Sweden is held up as a socialist’s paradise, proof that big government can deliver big results. However, a new report argues that Sweden’s economic success occurred because social and cultural capital as well as its unique historical circumstances. Indeed, Sweden came out on top in spite of, rather than because of, the socialist policies.
Firstly, the foundations of Sweden’s later success were created between 1870-1936, before the ascendency of the Social Democratic party. The giants of Swedish industry, Volvo, Ikea, and Alfa Laval, all arose during this era of largely unregulated capitalism. Low taxes and pro-business attitudes reigned, and the results are manifest.

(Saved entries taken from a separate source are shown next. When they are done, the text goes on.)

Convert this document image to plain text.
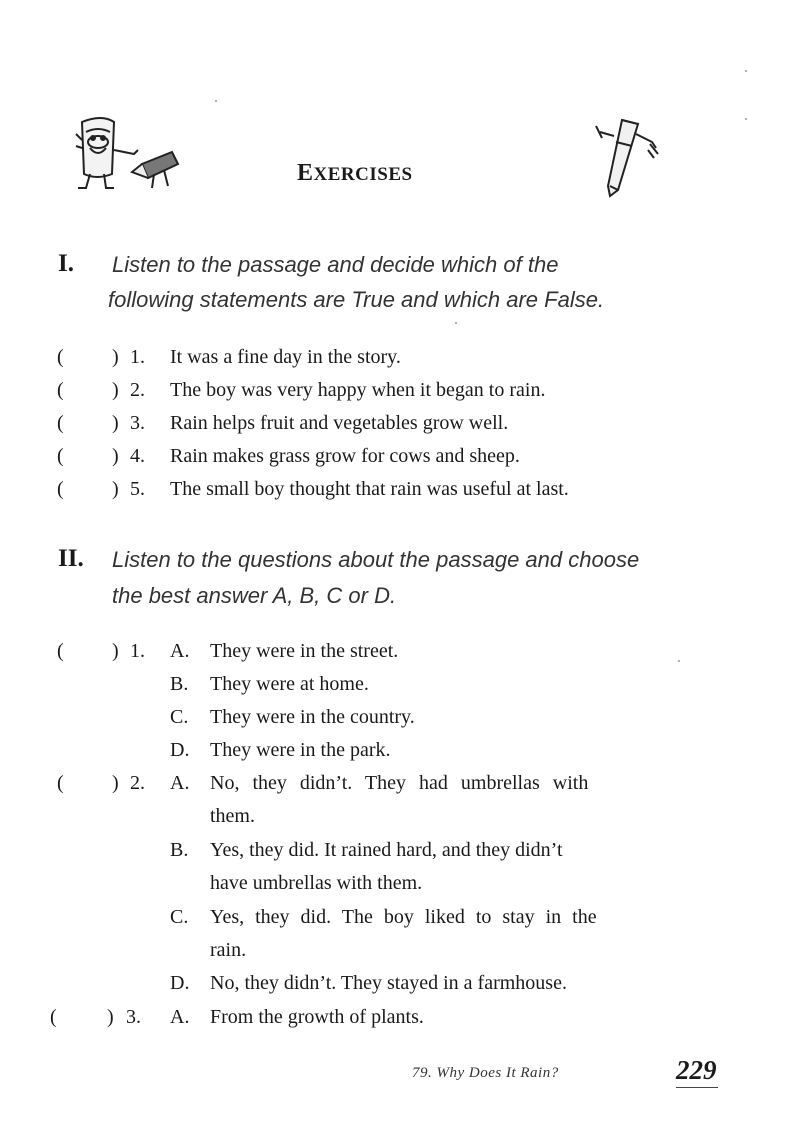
EXERCISES
I. Listen to the passage and decide which of the
following statements are True and which are False.
( ) 1. It was a fine day in the story.
( ) 2. The boy was very happy when it began to rain.
( ) 3. Rain helps fruit and vegetables grow well.
( ) 4. Rain makes grass grow for cows and sheep.
( ) 5. The small boy thought that rain was useful at last.
II. Listen to the questions about the passage and choose
the best answer A, B, C or D.
( ) 1. A. They were in the street.
B. They were at home.
C. They were in the country.
D. They were in the park.
( ) 2. A. No, they didn’t. They had umbrellas with
them.
B. Yes, they did. It rained hard, and they didn’t
have umbrellas with them.
C. Yes, they did. The boy liked to stay in the
rain.
D. No, they didn’t. They stayed in a farmhouse.
(	) 3. A. From the growth of plants.
79. Why Does It Rain?	229
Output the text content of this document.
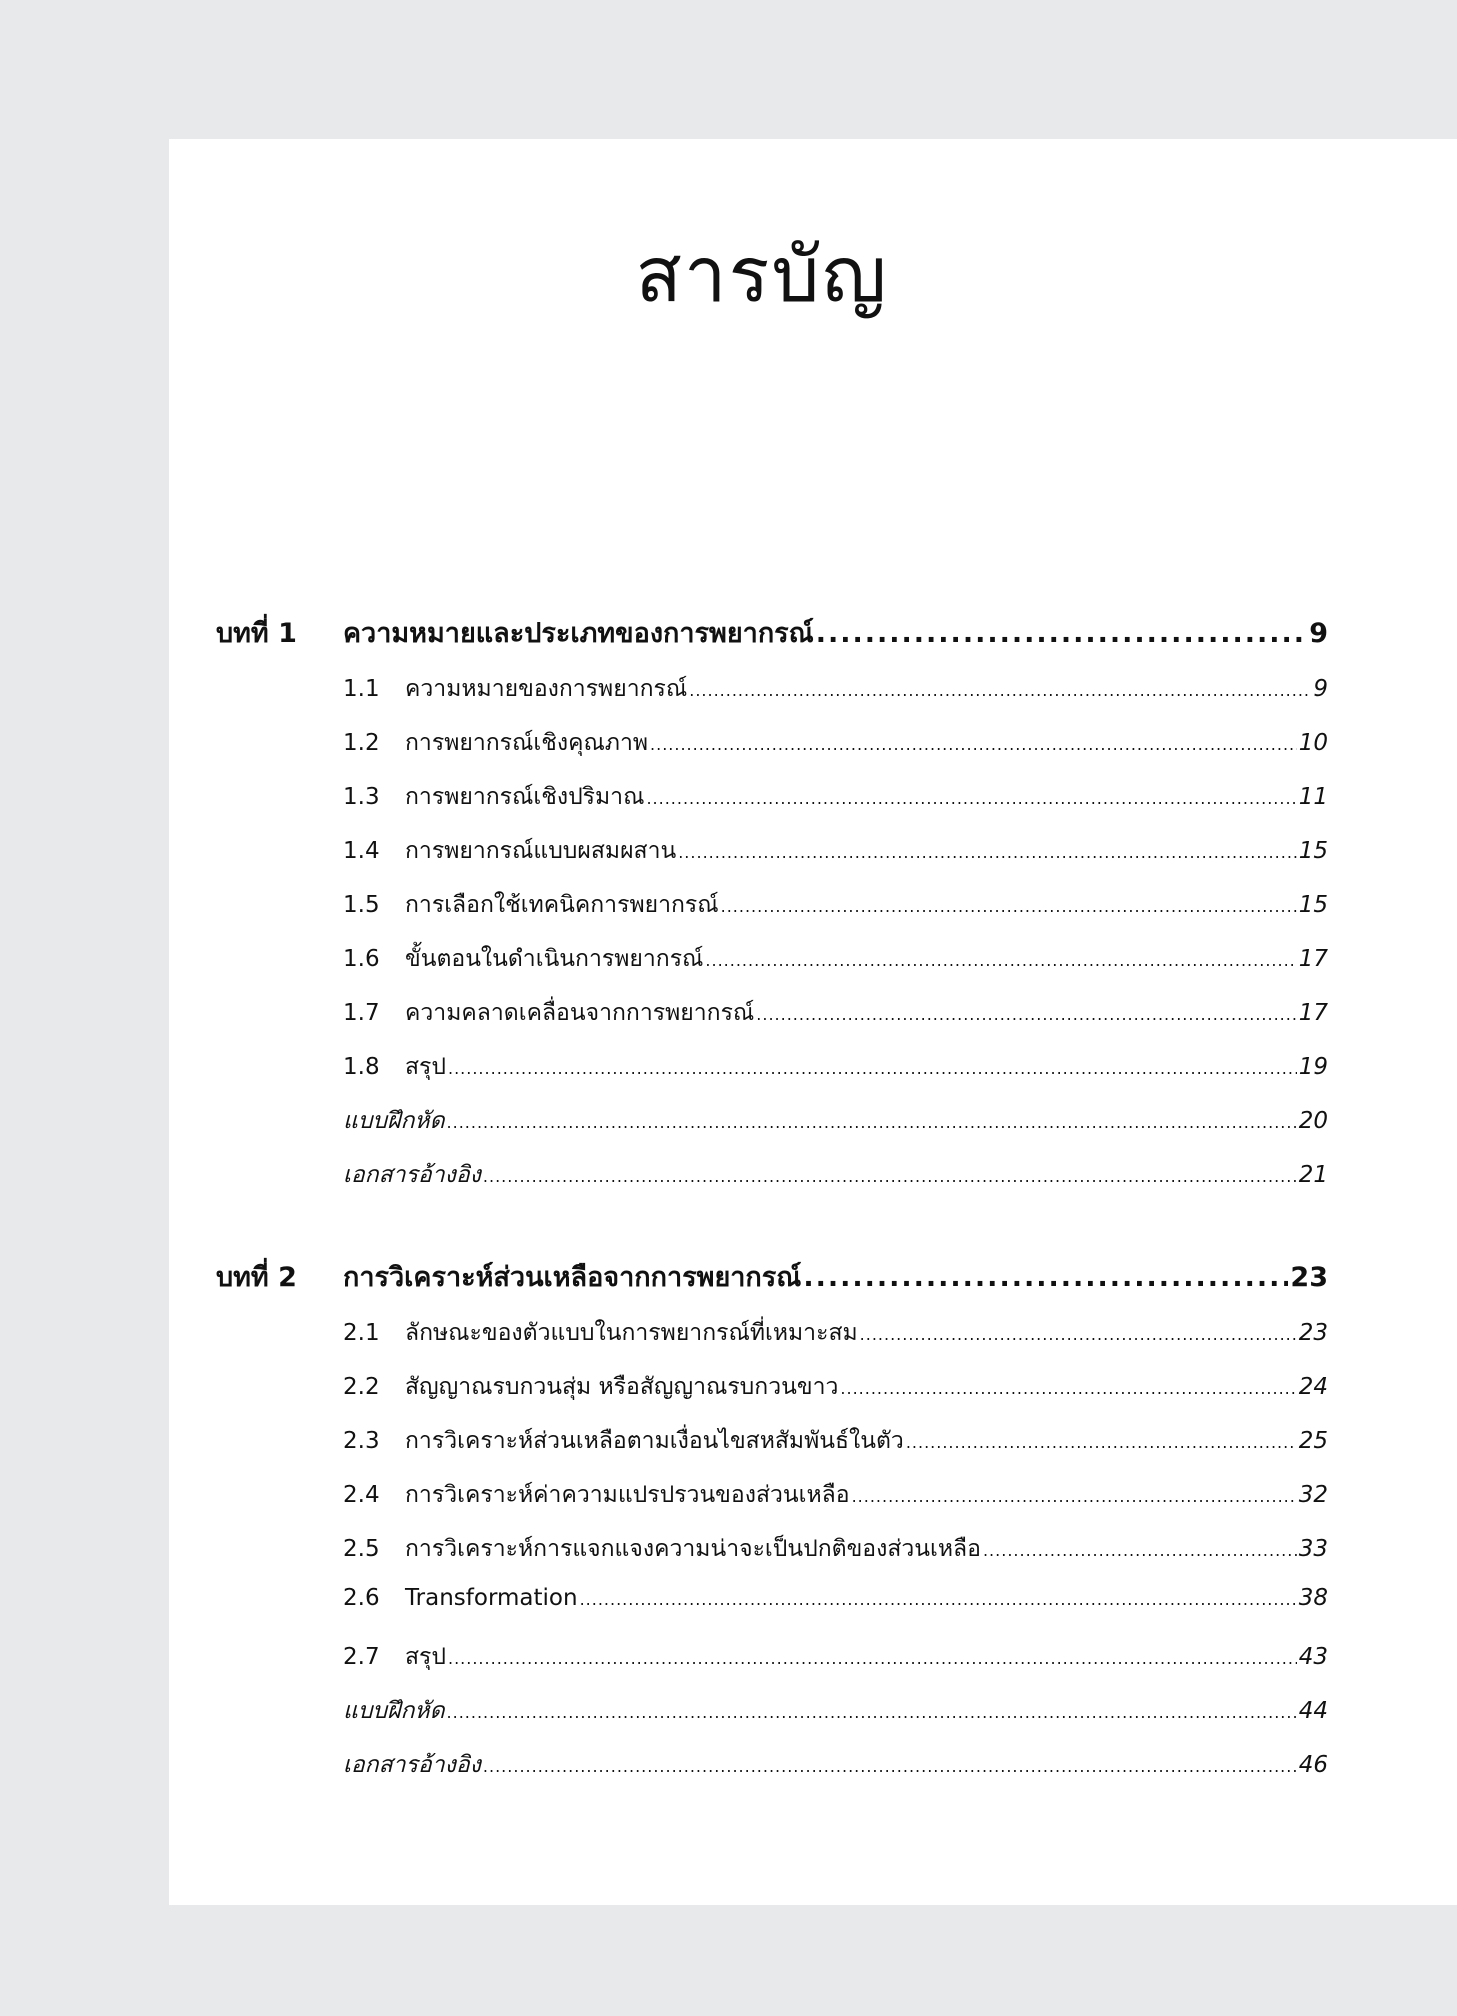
สารบัญ
บทที่ 1	ความหมายและประเภทของการพยากรณ์ .....	9
1.1	ความหมายของการพยากรณ์ .....	9
1.2	การพยากรณ์เชิงคุณภาพ .....	10
1.3	การพยากรณ์เชิงปริมาณ .....	11
1.4	การพยากรณ์แบบผสมผสาน .....	15
1.5	การเลือกใช้เทคนิคการพยากรณ์ .....	15
1.6	ขั้นตอนในดำเนินการพยากรณ์ .....	17
1.7	ความคลาดเคลื่อนจากการพยากรณ์ .....	17
1.8	สรุป .....	19
แบบฝึกหัด .....	20
เอกสารอ้างอิง .....	21
บทที่ 2	การวิเคราะห์ส่วนเหลือจากการพยากรณ์ .....	23
2.1	ลักษณะของตัวแบบในการพยากรณ์ที่เหมาะสม .....	23
2.2	สัญญาณรบกวนสุ่ม หรือสัญญาณรบกวนขาว .....	24
2.3	การวิเคราะห์ส่วนเหลือตามเงื่อนไขสหสัมพันธ์ในตัว .....	25
2.4	การวิเคราะห์ค่าความแปรปรวนของส่วนเหลือ .....	32
2.5	การวิเคราะห์การแจกแจงความน่าจะเป็นปกติของส่วนเหลือ .....	33
2.6	Transformation .....	38
2.7	สรุป .....	43
แบบฝึกหัด .....	44
เอกสารอ้างอิง .....	46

Secondly, the authors posit that Sweden’s continued success rests upon social and demographic factors outside the reach of government policy. As they put it, “The perceived advantage of Swedes over other countries rose before the rise of the welfare state”. The factors underlying Sweden’s success are the “Lutheran work ethic” and the “cohesion of a largely homogenous population with particular social values”.
To prove the second point, the authors attempt to show that Swedes living abroad have enjoyed just as much success as their counterparts that did not emigrate. One example is that the poverty rate for Swedes living in Sweden is identical to the poverty rate for Swedes living in America (6.7%, using the same threshold calculations. Furthermore, many government programs in Sweden, such as the enormous State-run healthcare apparatus, have not produced a demonstrable difference in the life expectancy of Swedes. For example, “In 1950, before the rise of the high0tax welfare state, Swedes lived 2.6 years longer than Americans. Today the difference is 2.7”. Enormously expensive socialized medicine has produced only a negligible difference in citizen’s health.
Since governments cannot force their citizens to adopt a Lutheran work ethic or create a largely homogenous population without engaging in large scale social engineering (inappropriate on one side of the scale, genocide on the other), what lessons can the struggling state learn from the Swedish model? Simply: that growth and wealth creation is best left to individual entrepreneurs, and the best action the government can take is to create a pro-business environment in which these individuals have the highest chance of success.